IsRemoteLink: Spatial Hopping
A layer with IsRemoteLink = true does not receive its input from the previous layer in reading order. Instead, it reads from the output of whatever layer lives at (TargetZ, TargetY, TargetX, TargetL).
This enables:
- Skip connections — hop over several layers in the grid
- Feedback loops — target a layer at an earlier coordinate (biological recurrence)
- Parallel expert routing — multiple layers at different positions all reading the same source
- Cross-depth signals — connect depth=0 outputs to depth=2 inputs
Standard flow: Remote link (skip):
(0,0,0) → (0,0,1) (0,0,0) ────────────────────┐
│ (0,0,1) → (0,0,2) → ... │
(0,0,2) │
│ (0,2,0) ←── IsRemoteLink ──┘
(0,0,3) └── reads output of (0,0,0)
Feedback loop:
(0,0,0)
│
(0,0,1)
│
(0,0,2) ─── IsRemoteLink ──▶ TargetZ=0, TargetY=0, TargetX=0
(reads from cycle N-1's output
of layer (0,0,0) — Systolic only)
In ForwardPolymorphic, a remote-linked layer simply receives currentTensor like any other layer; the remote link semantic is only fully honored by SystolicForward, which maintains per-layer output buffers across time steps.
In ParallelForwardPolymorphic and SequentialForwardPolymorphic, remote links are resolved by calling layer.Network.GetLayer(branch.TargetZ, ...) and dispatching the resolved layer pointer.
The GPU Dispatch Path
When n.UseGPU = true, the training loop calls ctx.DispatchForwardLayer(l, batchSize, curBuf, preBuf) instead of DispatchLayer.

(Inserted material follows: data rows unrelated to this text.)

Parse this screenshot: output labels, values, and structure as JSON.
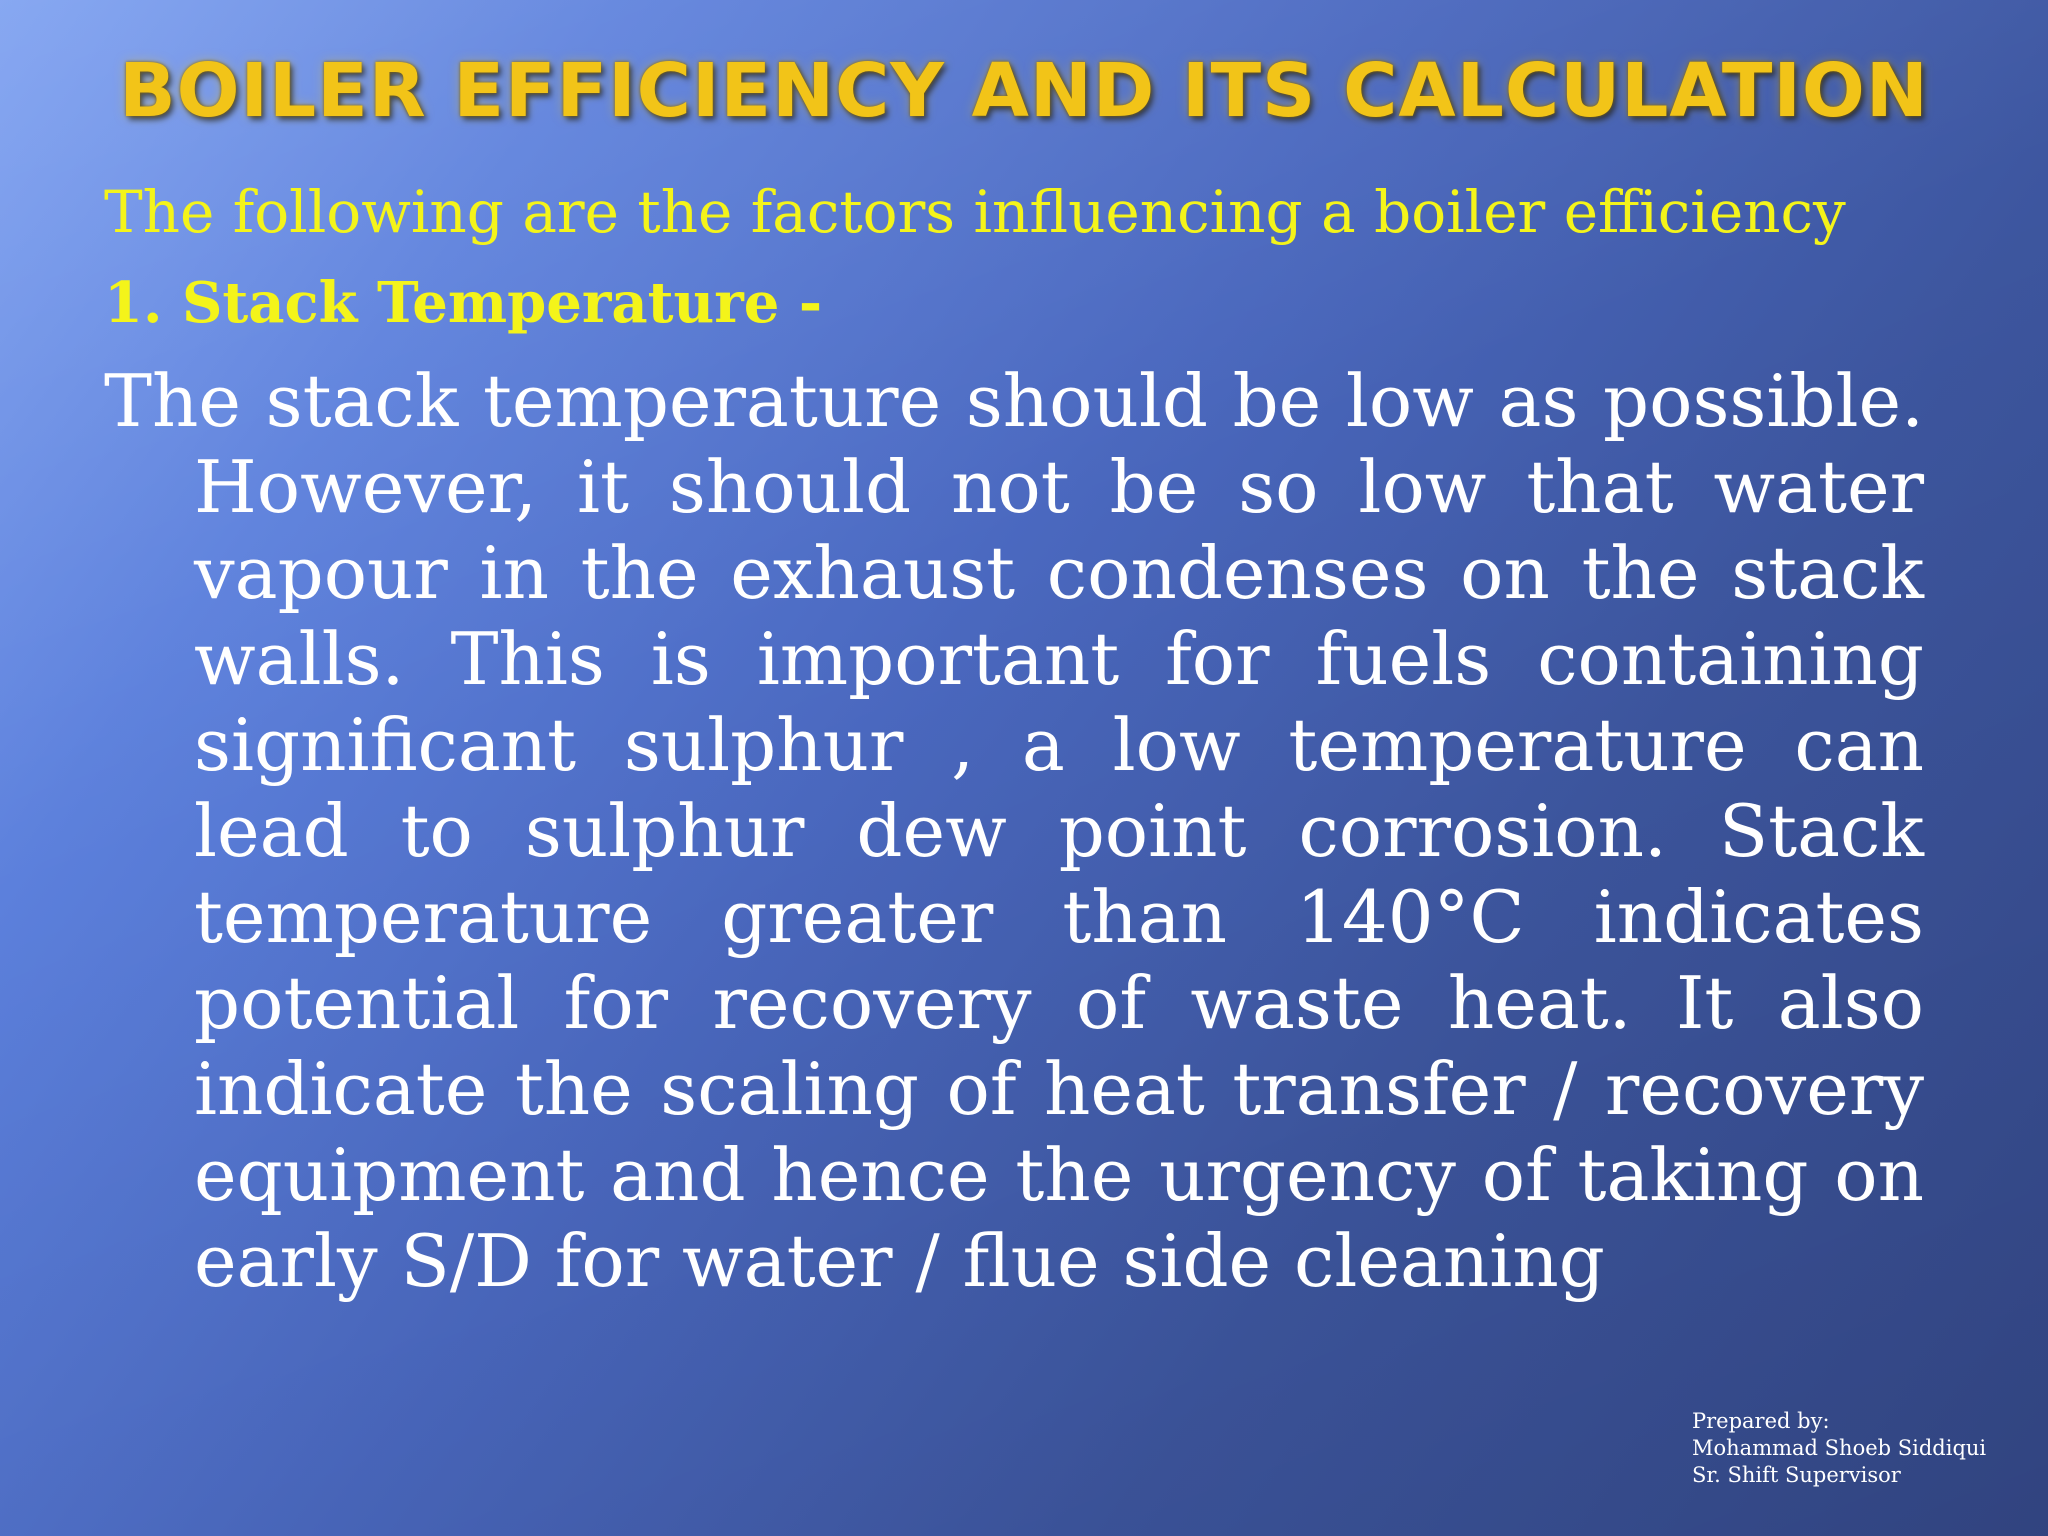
{
  "slide": {
    "title": "BOILER EFFICIENCY AND ITS CALCULATION",
    "intro": "The following are the factors influencing a boiler efficiency",
    "heading": "1. Stack Temperature -",
    "body": "The stack temperature should be low as possible. However, it should not be so low that water vapour in the exhaust condenses on the stack walls. This is important for fuels containing significant sulphur , a low temperature can lead to sulphur dew point corrosion. Stack temperature greater than 140°C indicates potential for recovery of waste heat. It also indicate the scaling of heat transfer / recovery equipment and hence the urgency of taking on early S/D for water / flue side cleaning",
    "footer": {
      "line1": "Prepared by:",
      "line2": "Mohammad Shoeb Siddiqui",
      "line3": "Sr. Shift Supervisor"
    }
  },
  "colors": {
    "title": "#f2c418",
    "subtitle": "#f4f41a",
    "body": "#ffffff",
    "background": "#4a68bf"
  }
}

This function is in wgpu_forward.go and routes to the appropriate WGSL compute shader based on l.Type.
The same dispatcher philosophy applies: one function, one switch, explicit routing. The difference is that inputs and outputs are *wgpu.Buffer handles in VRAM rather than *Tensor[T] in RAM.
trainBatchWGPU:
BeginFrame() ← create shared CommandEncoder
│
├── for each layer forward:
│ └── ctx.DispatchForwardLayer(l, ...) ← records into encoder
│
├── DispatchMSEGradPartialLoss(...) ← records into encoder
│
├── for each layer backward (reverse):
│ ├── ctx.DispatchActivationBackward(...)
│ ├── ctx.DispatchBackwardLayer(l, ...)
│ └── ctx.DispatchApplyGradients(...)
│
FlushFrame() ← ONE submit for entire forward + backward + weight update
│
ReadBuffer(partialsBuf) ← only reads back tiny loss scalars
This single-submission design reduces Go-to-GPU driver overhead from ~150+ round trips per batch to exactly 1.
Disabled Layers
Setting layer.IsDisabled = true causes both ForwardPolymorphic and SystolicForward to skip the layer entirely. In SystolicForward, a disabled layer passes its input buffer through to NextBuffer unchanged. This is the mechanism for implementing sparse MoE expert activation — gate layers can conditionally disable branches.